Polonia e gruppo di Visegrad: Comunque sia, molto diversamente vanno le cose a oriente. Nessuna sorpresa nello scoprire che la Polonia dell'uomo forte Jaroslaw Kaczynski presenta solo atleti di sicuro sangue polacco (quello che entra persino nell'inno nazionale italiano). La sua politica sovranista avrebbe mal sopportato che la bandiera fosse sventolata idealmente da qualcuno che lui respingerebbe volentieri al confine. E così altri due paesi del gruppo di Visegrad refrattario ad accogliere immigrati. Repubblica Ceca e Slovacchia pure sono autarchiche al 100 per cento. Mentre il quarto elemento della stessa alleanza, l'Ungheria di Viktor Orban accetta l'eccezione di un serbo e riaccoglie nel grembo tre suoi cittadini, Willi Orban (omonimo), Loic Nego e Filip Holender, nati all'estero, rispettivamente in Germania, Francia e Serbia.
Ungheria: L'Ungheria è il paese che rifiutò di aprire le porte a 180 migranti quando l'Unione europea tentò una timida redistribuzione per non gravare totalmente sugli stati d'approdo del Mediterraneo. Motivo: avrebbero minato l'identità ungherese, dieci milioni di abitanti!
Ucraina e Russia: L'Ucraina, che un incidente geopolitico lo voleva scatenare presentandosi con la scritta sulle maglie «Gloria agli eroi», riferimento alla rivolta anti-russa di piazza Maidan (il compromesso è lo slogan coperto per decisione dell'Uefa) e con una cartina del paese che comprende ancora la Crimea conquistata da Mosca, ha un solo brasiliano e tutti gli altri di provato seme genuino. Esattamente come la squadra di Vladimir Putin.
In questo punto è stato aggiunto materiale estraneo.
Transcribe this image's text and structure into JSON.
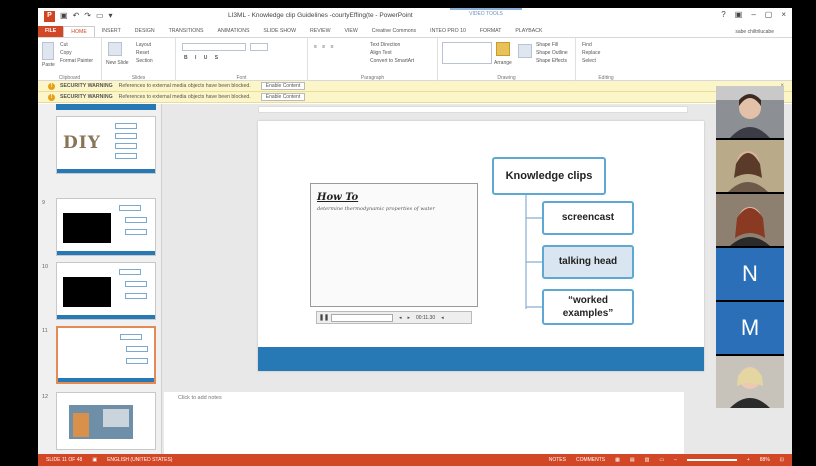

Croazia e Macedonia del Nord: La ex Jugoslavia è presente con due nazionali generate dalla sua implosione. La Croazia conferma la sua vocazione e recluta fuori frontiera solo due croati di Erzegovina oltre a due conoscenze del nostro campionato, Kovacic e Pasalic, nati rispettivamente in Austria e Germania ma da famiglie croate. Dunque, in definitiva, è etnicamente pura e senza nemmeno più il portiere serbo. La Macedonia del Nord onora il suo nome che allude alla mescolanza persino nella frutta presentando sei albanesi, di un'etnia cioè maggioritaria lungo la linea del suo territorio che corre tra Tetovo, Gostivar e il lago di Ocrida. Ed è peraltro uno stato che ha qualche lembo conteso da Serbia, Bulgaria, Grecia e Albania. Dunque la sua identità è per forza plurale.
Turchia: Resta infine laggiù, nel fianco sud-est, la Turchia di Recep Tayyip Erdogan che, come ci si sarebbe potuto aspettare ha solo cognomi nella sua lingua, raccolti, oltre che in patria, nei luoghi della diaspora, Germania-Austria-Olanda, di quando il collasso economico spingeva i discendenti dell'Impero ottomano a cercare fortuna altrove.
È dunque un europeo di calcio tra due differenti interpretazioni dell'identità. Chi privilegia quella di nascita e chi quella legata al suolo calpestato. Non è forse il grande tema della contemporaneità?